Advent, Advent: Interreligiöser Dialog im Karl-Marx-Viertel

[18.12.2015]  Im Gespräch

In der Adventzeit öffnet sich im Trierer Karl-Marx-Viertel, in dem das Grüne Büro liegt, jeden Tag eine Laden- oder Bürotür für ein besonderes Ereignis. Wir haben diesmal Jüd*innen, Muslim*innen, Christ*innen, Agnostiker*innen, Atheist*innen und alle anderen Menschen dazu eingeladen, mit uns unter dem Motto „Give Peace a Chance“ über den Frieden zu diskutieren.

Das Jahr 2015 war bestimmt von Bürgerkriegen, Flucht, Vertreibung und Terror. Die schockierenden Anschläge von Paris sind ein erneuter Beleg dafür, wie klein die Welt geworden ist. Abschottung ist keine Lösung, denn die Attentäterinnen und Attentäter kamen fast alle aus dem Herzen Europas. Sind wirklich religiöse Konflikte und Intoleranz die wesentliche Ursache für alle Probleme? Ich bezweifle das. Enorme Versäumnisse in der Bildungs-, Sozial-, Arbeitsmarkt- und Integrationspolitik sind verantwortlich dafür, dass beachtliche Bevölkerungsteile von Wohlstand und Teilhabe ausgeschlossen sind. Das kollektive Gefühl abgehängt zu sein, war schon immer brandgefährlich. Es erleichtert den geistigen Brandstiftern von rechts und aus der islamistischen Szene, auf Seelenfang zu gehen.

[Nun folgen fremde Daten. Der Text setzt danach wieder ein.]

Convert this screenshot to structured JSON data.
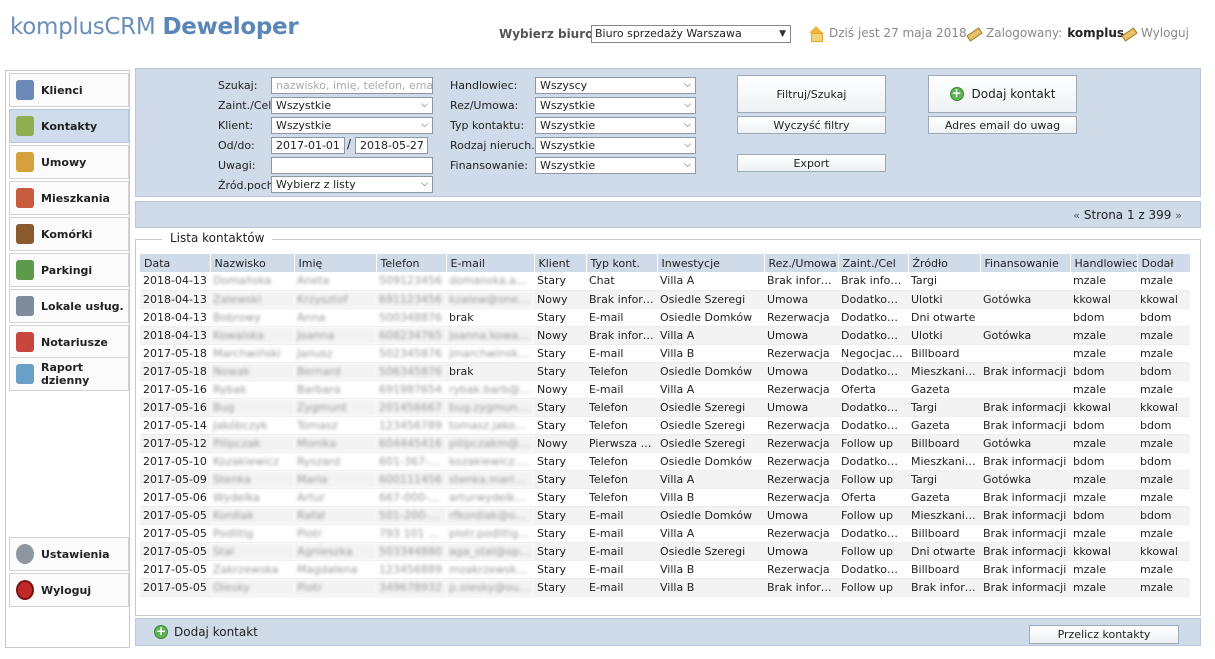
{
  "app": {
    "name": "komplusCRM",
    "edition": "Deweloper"
  },
  "header": {
    "office_label": "Wybierz biuro:",
    "office_value": "Biuro sprzedaży Warszawa",
    "date_text": "Dziś jest 27 maja 2018",
    "logged_label": "Zalogowany:",
    "logged_user": "komplus",
    "logout_label": "Wyloguj"
  },
  "sidebar": {
    "items": [
      {
        "label": "Klienci",
        "icon": "user-icon",
        "color": "#6b88b6"
      },
      {
        "label": "Kontakty",
        "icon": "clipboard-check-icon",
        "color": "#8fae4f"
      },
      {
        "label": "Umowy",
        "icon": "money-bag-icon",
        "color": "#d6a13c"
      },
      {
        "label": "Mieszkania",
        "icon": "house-icon",
        "color": "#c65b3d"
      },
      {
        "label": "Komórki",
        "icon": "door-icon",
        "color": "#8a5a2f"
      },
      {
        "label": "Parkingi",
        "icon": "traffic-light-icon",
        "color": "#5d9a4c"
      },
      {
        "label": "Lokale usług.",
        "icon": "document-icon",
        "color": "#7f8c9e"
      },
      {
        "label": "Notariusze",
        "icon": "calendar-icon",
        "color": "#c8463e"
      },
      {
        "label": "Raport dzienny",
        "icon": "chart-icon",
        "color": "#6aa0c8"
      }
    ],
    "settings_label": "Ustawienia",
    "logout_label": "Wyloguj"
  },
  "filters": {
    "search_label": "Szukaj:",
    "search_placeholder": "nazwisko, imię, telefon, email",
    "interest_label": "Zaint./Cel:",
    "interest_value": "Wszystkie",
    "client_label": "Klient:",
    "client_value": "Wszystkie",
    "date_label": "Od/do:",
    "date_from": "2017-01-01",
    "date_sep": "/",
    "date_to": "2018-05-27",
    "notes_label": "Uwagi:",
    "notes_value": "",
    "source_label": "Źród.poch.:",
    "source_value": "Wybierz z listy",
    "salesman_label": "Handlowiec:",
    "salesman_value": "Wszyscy",
    "reservation_label": "Rez/Umowa:",
    "reservation_value": "Wszystkie",
    "contact_type_label": "Typ kontaktu:",
    "contact_type_value": "Wszystkie",
    "property_type_label": "Rodzaj nieruch.:",
    "property_type_value": "Wszystkie",
    "financing_label": "Finansowanie:",
    "financing_value": "Wszystkie",
    "filter_button": "Filtruj/Szukaj",
    "clear_button": "Wyczyść filtry",
    "export_button": "Export",
    "add_contact_button": "Dodaj kontakt",
    "email_notes_button": "Adres email do uwag"
  },
  "pagination": {
    "prev": "«",
    "text": "Strona 1 z 399",
    "next": "»"
  },
  "list": {
    "title": "Lista kontaktów",
    "columns": [
      "Data",
      "Nazwisko",
      "Imię",
      "Telefon",
      "E-mail",
      "Klient",
      "Typ kont.",
      "Inwestycje",
      "Rez./Umowa",
      "Zaint./Cel",
      "Źródło",
      "Finansowanie",
      "Handlowiec",
      "Dodał"
    ],
    "rows": [
      [
        "2018-04-13",
        "Domańska",
        "Aneta",
        "509123456",
        "domanska.aneta@wp.pl",
        "Stary",
        "Chat",
        "Villa A",
        "Brak informacji",
        "Brak informacji",
        "Targi",
        "",
        "mzale",
        "mzale"
      ],
      [
        "2018-04-13",
        "Zalewski",
        "Krzysztof",
        "691123456",
        "kzalew@onet.pl",
        "Nowy",
        "Brak informacji",
        "Osiedle Szeregi",
        "Umowa",
        "Dodatkowe i...",
        "Ulotki",
        "Gotówka",
        "kkowal",
        "kkowal"
      ],
      [
        "2018-04-13",
        "Bobrowy",
        "Anna",
        "500348876",
        "brak",
        "Stary",
        "E-mail",
        "Osiedle Domków",
        "Rezerwacja",
        "Dodatkowe i...",
        "Dni otwarte",
        "",
        "bdom",
        "bdom"
      ],
      [
        "2018-04-13",
        "Kowalska",
        "Joanna",
        "608234765",
        "joanna.kowalska@o2.pl",
        "Nowy",
        "Brak informacji",
        "Villa A",
        "Umowa",
        "Dodatkowe i...",
        "Ulotki",
        "Gotówka",
        "mzale",
        "mzale"
      ],
      [
        "2017-05-18",
        "Marchwiński",
        "Janusz",
        "502345876",
        "jmarchwinski@gmail.com",
        "Stary",
        "E-mail",
        "Villa B",
        "Rezerwacja",
        "Negocjacja c...",
        "Billboard",
        "",
        "mzale",
        "mzale"
      ],
      [
        "2017-05-18",
        "Nowak",
        "Bernard",
        "506345876",
        "brak",
        "Stary",
        "Telefon",
        "Osiedle Domków",
        "Umowa",
        "Dodatkowe i...",
        "Mieszkaniec ...",
        "Brak informacji",
        "bdom",
        "bdom"
      ],
      [
        "2017-05-16",
        "Rybak",
        "Barbara",
        "691987654",
        "rybak.barb@onet.pl",
        "Nowy",
        "E-mail",
        "Villa A",
        "Rezerwacja",
        "Oferta",
        "Gazeta",
        "",
        "mzale",
        "mzale"
      ],
      [
        "2017-05-16",
        "Bug",
        "Zygmunt",
        "201456667",
        "bug.zygmunt@wp.pl",
        "Stary",
        "Telefon",
        "Osiedle Szeregi",
        "Umowa",
        "Dodatkowe i...",
        "Targi",
        "Brak informacji",
        "kkowal",
        "kkowal"
      ],
      [
        "2017-05-14",
        "Jakóbczyk",
        "Tomasz",
        "123456789",
        "tomasz.jakobczyk@o2.pl",
        "Stary",
        "Telefon",
        "Osiedle Szeregi",
        "Rezerwacja",
        "Dodatkowe i...",
        "Gazeta",
        "Brak informacji",
        "bdom",
        "bdom"
      ],
      [
        "2017-05-12",
        "Pilipczak",
        "Monika",
        "604445416",
        "pilipczakm@gmail.com",
        "Nowy",
        "Pierwsza wiz...",
        "Osiedle Szeregi",
        "Rezerwacja",
        "Follow up",
        "Billboard",
        "Gotówka",
        "mzale",
        "mzale"
      ],
      [
        "2017-05-10",
        "Kozakiewicz",
        "Ryszard",
        "601-367-177",
        "kozakiewicz.ryszard@wp.pl",
        "Stary",
        "Telefon",
        "Osiedle Domków",
        "Rezerwacja",
        "Dodatkowe i...",
        "Mieszkaniec...",
        "Brak informacji",
        "bdom",
        "bdom"
      ],
      [
        "2017-05-09",
        "Stenka",
        "Maria",
        "600111456",
        "stenka.maria@gmail.com",
        "Stary",
        "Telefon",
        "Villa A",
        "Rezerwacja",
        "Follow up",
        "Targi",
        "Gotówka",
        "mzale",
        "mzale"
      ],
      [
        "2017-05-06",
        "Wydelka",
        "Artur",
        "667-000-178",
        "arturwydelka@gmail.com",
        "Stary",
        "Telefon",
        "Villa B",
        "Rezerwacja",
        "Oferta",
        "Gazeta",
        "Brak informacji",
        "mzale",
        "mzale"
      ],
      [
        "2017-05-05",
        "Kordiak",
        "Rafał",
        "501-200-271",
        "rfkordiak@o2.pl",
        "Stary",
        "E-mail",
        "Osiedle Domków",
        "Umowa",
        "Follow up",
        "Mieszkaniec ...",
        "Brak informacji",
        "bdom",
        "bdom"
      ],
      [
        "2017-05-05",
        "Podlitig",
        "Piotr",
        "793 101 137",
        "piotr.podlitig@wp.pl",
        "Stary",
        "E-mail",
        "Villa A",
        "Rezerwacja",
        "Dodatkowe i...",
        "Billboard",
        "Brak informacji",
        "mzale",
        "mzale"
      ],
      [
        "2017-05-05",
        "Stal",
        "Agnieszka",
        "503344880",
        "aga_stal@op.pl",
        "Stary",
        "E-mail",
        "Osiedle Szeregi",
        "Umowa",
        "Follow up",
        "Dni otwarte",
        "Brak informacji",
        "kkowal",
        "kkowal"
      ],
      [
        "2017-05-05",
        "Zakrzewska",
        "Magdalena",
        "123456889",
        "mzakrzewska@yahoo.com",
        "Stary",
        "E-mail",
        "Villa B",
        "Rezerwacja",
        "Dodatkowe i...",
        "Billboard",
        "Brak informacji",
        "mzale",
        "mzale"
      ],
      [
        "2017-05-05",
        "Olesky",
        "Piotr",
        "349678932",
        "p.olesky@outlook.com",
        "Stary",
        "E-mail",
        "Villa B",
        "Brak informacji",
        "Follow up",
        "Brak informa...",
        "Brak informacji",
        "mzale",
        "mzale"
      ]
    ]
  },
  "footer": {
    "add_contact_label": "Dodaj kontakt",
    "recalc_button": "Przelicz kontakty"
  }
}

Diskutiert wurde auch die Rolle des Internets. Mit seinen leicht zugänglichen Portalen sei es wesentliche Quelle zur Radikalisierung und Rekrutierung von gewaltbereiten religiösen Fanatikerinnen und Fanatiker. Insbesondere Jugendliche, denen eine feste Verwurzelung fehle und die deshalb oft eine grundsätzliche Leere verspürten, seien anfällig für „platte“ Ideologien. Eine ernsthafte und vertiefte Auseinandersetzung mit theologischen Fragen finde nicht statt. Deshalb sei es wichtig, dass die Moscheen kluge Imame engagieren, so der Vertreter des Moscheevereins. Die Vertreterinnen und Vertreter der christlichen Kirchen hoben hervor, dass keine der monotheistischen Weltreligionen eine Unterscheidung der Wertigkeit von menschlichem Leben nach Konfession oder anderen Kriterien zulässt. Selbstbewusster Glaube mache neugierig auf das Andere, Unsicherheit dagegen verstärken das Bedürfnis von Abgrenzung und Abwertung.

Gegen die Polarisierung unserer Gesellschaft, helfen persönliche Beziehungen. Begegnungen führen zu Empathie, denn „Man kann niemanden hassen, den man kennengelernt hat“, wie ein Gast sagte.

Ich freue mich, dass der Dialog auf so positive Resonanz gestoßen ist. Die Teilnehmenden äußerten den Wunsch, ihn weiterzuführen und konkrete Aktionen zu planen. Hoffnung macht mir die Tatsache, dass 20 Prozent aller Deutschen sich derzeit auf irgendeine Weise in der Arbeit mit Flüchtlingen engagieren.